Virtual environment in R?

I've found several posts about best practice, reproducibility and workflow in R, for example:

  • How to increase longer term reproducibility of research (particularly using R and Sweave)
  • Complete substantive examples of reproducible research using R

One of the major preoccupations is ensuring portability of code, in the sense that moving it to a new machine (possibly running a different OS) is relatively straightforward and gives the same results.

Coming from a Python background, I'm used to the concept of a virtual environment. When coupled with a simple list of required packages, this goes some way to ensuring that the installed packages and libraries are available on any machine without too much fuss. Sure, it's no guarantee - different OSes have their own foibles and peculiarities - but it gets you 95% of the way there.

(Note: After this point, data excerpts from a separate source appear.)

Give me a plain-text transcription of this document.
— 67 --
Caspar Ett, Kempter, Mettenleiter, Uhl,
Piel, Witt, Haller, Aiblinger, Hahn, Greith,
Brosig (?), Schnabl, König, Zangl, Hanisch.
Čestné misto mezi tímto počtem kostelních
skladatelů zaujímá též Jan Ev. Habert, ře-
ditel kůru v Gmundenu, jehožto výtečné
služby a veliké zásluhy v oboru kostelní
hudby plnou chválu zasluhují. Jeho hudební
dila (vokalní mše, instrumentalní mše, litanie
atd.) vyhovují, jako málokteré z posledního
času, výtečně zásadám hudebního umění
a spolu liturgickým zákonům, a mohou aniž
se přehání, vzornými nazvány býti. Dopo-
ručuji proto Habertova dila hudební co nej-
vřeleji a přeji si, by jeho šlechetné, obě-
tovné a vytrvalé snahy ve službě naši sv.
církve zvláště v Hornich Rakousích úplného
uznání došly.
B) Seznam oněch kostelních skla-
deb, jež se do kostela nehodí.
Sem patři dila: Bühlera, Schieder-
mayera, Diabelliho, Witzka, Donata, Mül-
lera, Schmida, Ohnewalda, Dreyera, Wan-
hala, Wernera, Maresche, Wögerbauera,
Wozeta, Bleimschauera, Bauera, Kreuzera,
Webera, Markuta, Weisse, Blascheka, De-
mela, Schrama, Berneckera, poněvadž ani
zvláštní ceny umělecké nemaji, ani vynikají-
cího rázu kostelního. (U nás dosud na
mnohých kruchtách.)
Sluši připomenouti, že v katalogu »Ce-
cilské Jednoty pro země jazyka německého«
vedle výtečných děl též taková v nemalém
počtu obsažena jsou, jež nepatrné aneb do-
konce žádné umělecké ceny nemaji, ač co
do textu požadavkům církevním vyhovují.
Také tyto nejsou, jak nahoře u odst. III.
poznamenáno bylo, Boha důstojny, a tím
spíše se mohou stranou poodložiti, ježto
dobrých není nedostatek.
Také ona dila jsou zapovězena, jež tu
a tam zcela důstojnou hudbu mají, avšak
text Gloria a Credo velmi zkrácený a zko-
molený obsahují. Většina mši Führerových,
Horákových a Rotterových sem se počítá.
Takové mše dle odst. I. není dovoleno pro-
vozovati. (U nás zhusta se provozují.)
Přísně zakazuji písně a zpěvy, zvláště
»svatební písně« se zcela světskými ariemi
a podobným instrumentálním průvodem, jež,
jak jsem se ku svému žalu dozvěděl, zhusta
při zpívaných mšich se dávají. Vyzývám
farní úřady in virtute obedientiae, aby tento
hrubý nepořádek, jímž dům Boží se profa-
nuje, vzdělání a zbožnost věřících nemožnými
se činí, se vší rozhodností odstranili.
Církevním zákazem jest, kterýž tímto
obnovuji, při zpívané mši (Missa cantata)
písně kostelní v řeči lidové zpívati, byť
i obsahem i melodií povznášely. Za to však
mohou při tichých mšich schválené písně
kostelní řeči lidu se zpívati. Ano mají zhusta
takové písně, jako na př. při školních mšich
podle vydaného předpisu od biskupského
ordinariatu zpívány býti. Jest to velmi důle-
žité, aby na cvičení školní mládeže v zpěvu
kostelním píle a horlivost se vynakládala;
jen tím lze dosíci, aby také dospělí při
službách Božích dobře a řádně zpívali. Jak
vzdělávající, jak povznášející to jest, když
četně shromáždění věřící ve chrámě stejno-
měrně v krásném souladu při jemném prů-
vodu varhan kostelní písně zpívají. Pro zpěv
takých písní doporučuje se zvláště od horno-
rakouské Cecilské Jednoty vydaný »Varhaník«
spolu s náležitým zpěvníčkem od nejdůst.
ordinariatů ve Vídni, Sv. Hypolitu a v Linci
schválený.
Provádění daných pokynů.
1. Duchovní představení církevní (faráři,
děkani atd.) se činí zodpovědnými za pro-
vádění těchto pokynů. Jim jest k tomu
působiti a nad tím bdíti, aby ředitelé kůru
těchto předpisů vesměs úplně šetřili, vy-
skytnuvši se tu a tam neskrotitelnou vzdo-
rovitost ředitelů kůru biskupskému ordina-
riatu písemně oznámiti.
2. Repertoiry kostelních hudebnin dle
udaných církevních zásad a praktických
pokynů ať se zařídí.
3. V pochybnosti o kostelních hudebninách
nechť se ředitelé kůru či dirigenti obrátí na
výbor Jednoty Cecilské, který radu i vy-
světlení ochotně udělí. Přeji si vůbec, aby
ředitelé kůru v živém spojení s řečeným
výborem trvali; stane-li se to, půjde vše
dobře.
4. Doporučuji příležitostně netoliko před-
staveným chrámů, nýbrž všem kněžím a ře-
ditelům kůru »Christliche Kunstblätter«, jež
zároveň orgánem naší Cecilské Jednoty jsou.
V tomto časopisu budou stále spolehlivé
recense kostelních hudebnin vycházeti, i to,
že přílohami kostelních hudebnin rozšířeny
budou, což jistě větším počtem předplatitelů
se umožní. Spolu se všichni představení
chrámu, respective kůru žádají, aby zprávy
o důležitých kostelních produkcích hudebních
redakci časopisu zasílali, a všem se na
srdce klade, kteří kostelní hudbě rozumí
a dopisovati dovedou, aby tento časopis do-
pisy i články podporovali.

Does such a thing exist within R? Even if it's not as sophisticated. For example simply maintaining a plain text list of required packages and a script that will install any that are missing?

I'm about to start using R in earnest for the first time, probably in conjunction with Sweave, and would ideally like to start in the best way possible! Thanks for your thoughts.


Solution 1:

I'm going to use the comment posted by @cboettig in order to resolve this question.

Packrat

Packrat is a dependency management system for R. Gives you three important advantages (all of them focused in your portability needs)

  • Isolated : Installing a new or updated package for one project won’t break your other projects, and vice versa. That’s because packrat gives each project its own private package library.

  • Portable: Easily transport your projects from one computer to another, even across different platforms. Packrat makes it easy to install the packages your project depends on.

  • Reproducible: Packrat records the exact package versions you depend on, and ensures those exact versions are the ones that get installed wherever you go.

What's next?

  1. Walkthrough guide: http://rstudio.github.io/packrat/walkthrough.html

  2. Most common commands: http://rstudio.github.io/packrat/commands.html

  3. Using Packrat with RStudio: http://rstudio.github.io/packrat/rstudio.html

  4. Limitations and caveats: http://rstudio.github.io/packrat/limitations.html

Update: Packrat has been soft-deprecated and is now superseded by renv, so you might want to check this package instead.

Solution 2:

The Anaconda package manager conda supports creating R environments.

conda create -n r-environment r-essentials r-base
conda activate r-environment

I have had a great experience using conda to maintain different Python installations, both user specific and several versions for the same user. I have tested R with conda and the jupyter-notebook and it works great. At least for my needs, which includes RNA-sequencing analyses using the DEseq2 and related packages, as well as data.table and dplyr. There are many bioconductor packages available in conda via bioconda and according to the comments on this SO question, it seems like install.packages() might work as well.

Solution 3:

It looks like there is another option from RStudio devs, renv. It's available on CRAN and supersedes Packrat.

In short, you use renv::init() to initialize your project library, and use renv::snapshot() / renv::restore() to save and load the state of your library.

I prefer this option to conda r-enviroments because here everything is stored in the file renv.lock, which can be committed to a Git repo and distributed to the team.